A letter writer indicates that inviting the General Assembly to meet in Charlotte was a fine but extravagant promotional idea and that if the Chamber of Commerce wanted to promote Charlotte, it should place its promotional money where it belonged, cleaning up the slums, helping feed the hungry and needy before providing "free" extravagance to those who did not need charity for the bare essentials of life.
A letter writer wonders whether now that several hundred white children in Virginia had attended school with a few black children, there had been a different effect than if they had been hoeing cotton or picking peas in the same field with the black children or maybe just shopping in the same supermarket.
A letter from the president of the Mecklenburg County Tuberculosis and Health Association indicates that the Department of Commerce had recently announced that census tracts had been approved by Charlotte and Mecklenburg County, a tremendous step forward. The Planning Commission could study the population more effectively and could provide guidance to merchants on the exact population composition of a very limited area, with predictions of how the small area would develop. Churches could take an informed look at their immediate area and health agencies could study their problems in such small areas. Utilities could plan their present and projected needs with great accuracy. He indicates that there were other major steps to be taken as maps had to be prepared for use in taking census at some cost and the tracts had to be used by various agencies, especially public utilities, for them to become dynamic instruments for planning the future.

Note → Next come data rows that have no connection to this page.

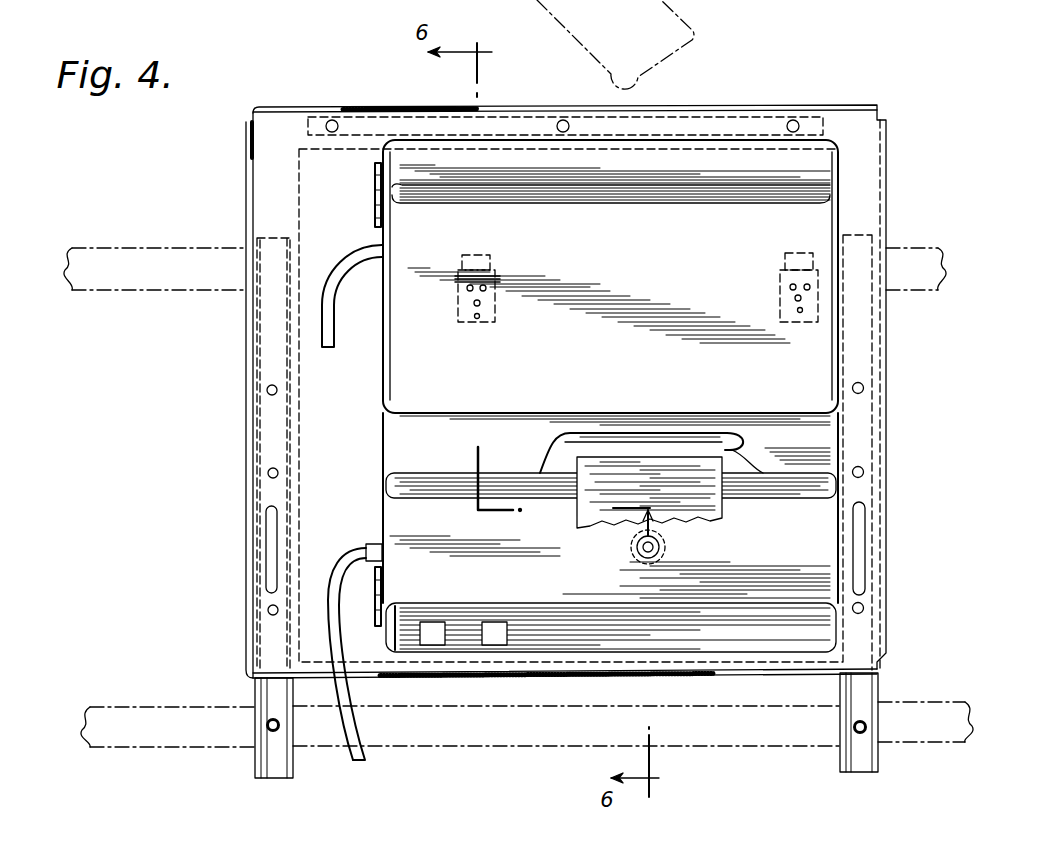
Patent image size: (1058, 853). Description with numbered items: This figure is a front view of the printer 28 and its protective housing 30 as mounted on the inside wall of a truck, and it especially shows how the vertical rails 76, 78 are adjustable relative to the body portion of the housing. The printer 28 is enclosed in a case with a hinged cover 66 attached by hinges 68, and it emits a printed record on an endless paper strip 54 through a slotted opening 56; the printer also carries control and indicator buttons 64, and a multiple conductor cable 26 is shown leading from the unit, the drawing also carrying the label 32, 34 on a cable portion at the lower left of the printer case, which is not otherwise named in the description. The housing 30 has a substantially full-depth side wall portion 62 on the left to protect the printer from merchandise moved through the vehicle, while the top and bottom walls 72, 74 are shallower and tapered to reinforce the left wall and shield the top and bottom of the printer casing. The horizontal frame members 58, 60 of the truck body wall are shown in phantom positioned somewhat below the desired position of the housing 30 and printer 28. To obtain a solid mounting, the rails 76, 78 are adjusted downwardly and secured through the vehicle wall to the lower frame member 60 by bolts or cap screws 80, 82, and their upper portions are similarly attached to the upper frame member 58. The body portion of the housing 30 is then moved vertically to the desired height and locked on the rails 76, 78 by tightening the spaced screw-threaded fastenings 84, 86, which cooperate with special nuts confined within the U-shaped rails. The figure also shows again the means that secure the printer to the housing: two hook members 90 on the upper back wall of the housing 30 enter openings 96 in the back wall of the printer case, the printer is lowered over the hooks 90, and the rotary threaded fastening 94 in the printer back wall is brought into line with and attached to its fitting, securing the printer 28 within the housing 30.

The multiple conductor cable 26 is at (332, 308).
The printer 28 is at (897, 329).
The printer housing 30 is at (348, 88).
The power cord 32 is at (328, 553).
The cable 34 is at (352, 659).
The endless paper strip 54 is at (722, 512).
The slotted opening 56 is at (740, 447).
The horizontal frame member 58 is at (132, 243).
The horizontal frame member 60 is at (120, 750).
The side wall portion 62 is at (247, 423).
The control and indicator buttons 64 is at (488, 622).
The hinged cover 66 is at (763, 162).
The hinges 68 is at (373, 185).
The top wall 72 is at (537, 107).
The bottom wall 74 is at (532, 676).
The vertical rail 76 is at (255, 687).
The vertical rail 78 is at (878, 687).
The bolt or cap screw 80 is at (266, 727).
The bolt or cap screw 82 is at (852, 725).
The screw-threaded fastenings 84 is at (266, 387).
The screw-threaded fastenings 86 is at (862, 393).
The hook members 90 is at (493, 252).
The rotary fastening 94 is at (633, 548).
The openings 96 is at (490, 325).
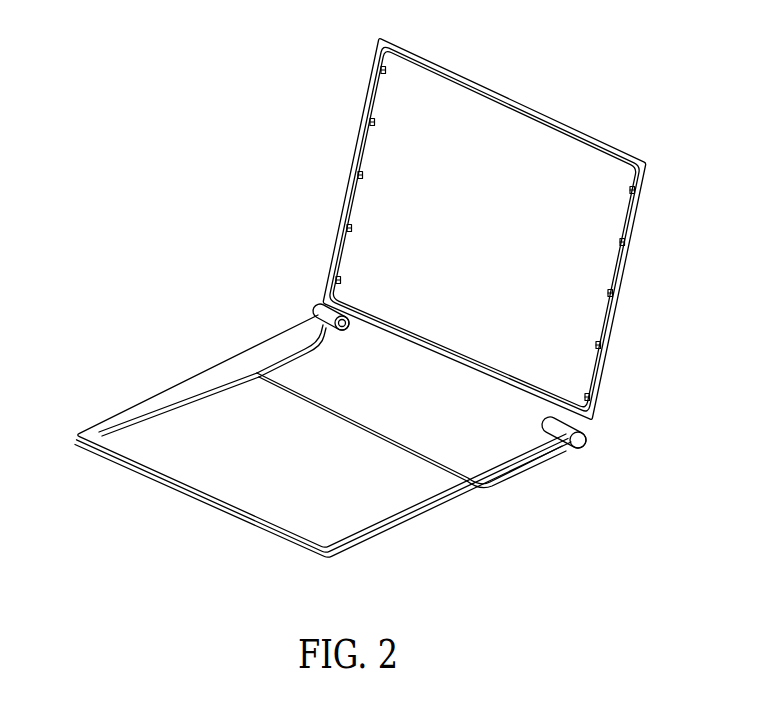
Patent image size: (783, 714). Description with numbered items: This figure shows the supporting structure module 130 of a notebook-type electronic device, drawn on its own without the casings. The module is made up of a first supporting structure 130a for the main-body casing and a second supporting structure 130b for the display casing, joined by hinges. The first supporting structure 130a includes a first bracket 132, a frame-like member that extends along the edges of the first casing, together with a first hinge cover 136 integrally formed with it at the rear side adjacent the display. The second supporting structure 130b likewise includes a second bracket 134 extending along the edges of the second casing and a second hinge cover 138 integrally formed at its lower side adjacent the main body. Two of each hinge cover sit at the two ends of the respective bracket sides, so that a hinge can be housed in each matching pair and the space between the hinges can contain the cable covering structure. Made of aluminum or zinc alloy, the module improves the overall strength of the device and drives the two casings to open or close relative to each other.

The supporting structure module 130 is at (190, 282).
The first supporting structure 130a is at (418, 430).
The second supporting structure 130b is at (541, 229).
The first bracket 132 is at (507, 472).
The second bracket 134 is at (618, 305).
The first hinge cover 136 is at (593, 424).
The second hinge cover 138 is at (557, 418).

The Planning Commission, the Chamber of Commerce and other interested agencies and people continued to need help and support on that project.
A letter writer from Salisbury indicates that each parent ought try to obtain all of the good ideas which they could into the minds and feelings of their children, and that ideas tended to expand and grow when they had been planned in the right way in the thoughts and souls of children. But, he indicates, ideas had to be presented and understood if they were to bring forth the fruit which was expected. Great books were built of great ideas, emotions and thoughts, which was why people should read all types of good books so that there could be a mind which was a "running stream" for the children from which to drink.
But what if the stream has been polluted upstream by those not minding too much the waste matter which they inject into it? The stream metaphor thus seems to us not entirely apt.